Heterogeneity of sodium‐dependent excitatory amino uptake mechanisms in rat brain

Abstract

The pharmacologic and kinetic characteristics of sodium-dependent uptake of [³H] L-glutamate, [³H] D-aspartate, and [³H] L-aspartate into crude synaptosomal preparations of rat corpus striatum and ecrebellum have been examined in vitro. In cerebellum the apparent K_t s and V_max for the three excitatory amino acids were identical whereas in striatal synaptosomes, the V_max for [³H] L-glutamate was 30% greater (P≤.001) than for [³H] D-aspartate and 50% greater (P ≤.001) than for [³H] L-aspartate. L-Amino adipic acid inhibited the uptake of the three amino acids in both regions of brain but was 15- to 20-fold more potent in cerebellum than in striatum. In contrast, dihydrokainic acid inhibited transport processes in the corpus straitum but was without activity in cerebellar preparations. The neurotoxin kainic acid blocked only a portion (60%) of [³H] L-glutamate and [³H] D-aspartate uptake in cerebellum while completeley inhibiting amino acid trasport in corpus striatum.
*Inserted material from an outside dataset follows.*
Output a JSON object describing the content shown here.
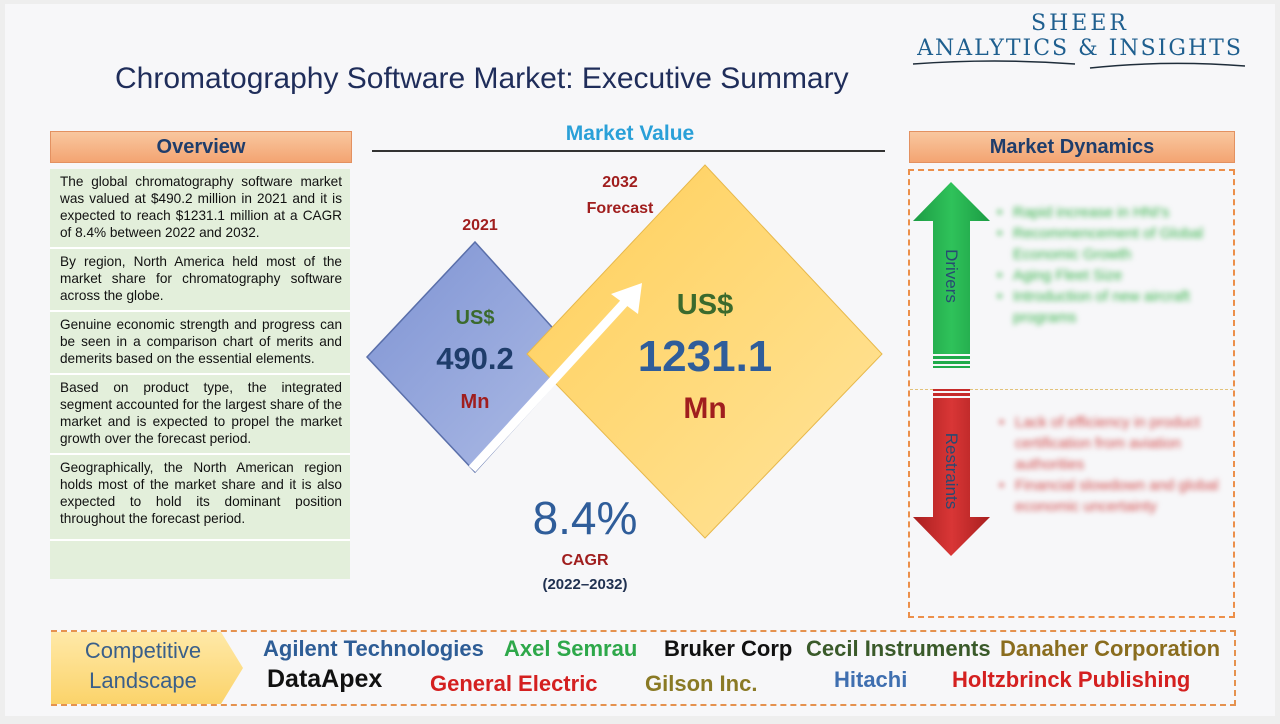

Three days post kainic acid lesion, [³H] D-aspartate uptake was attenuated more than [³H] L-glutamate uptake in the corpus straitum; destruction of corticostriatal afferents reduced [³H] L-glutamate to a greater extent than [³H] D-aspartate. Various lesions of the cerebellum affected excitatory amino acid transport processes to a similar extent. These results suggest that excitatory amino acid transport systems are pharmacologically distinct in different brain regions and may be heterogeneous within a single region.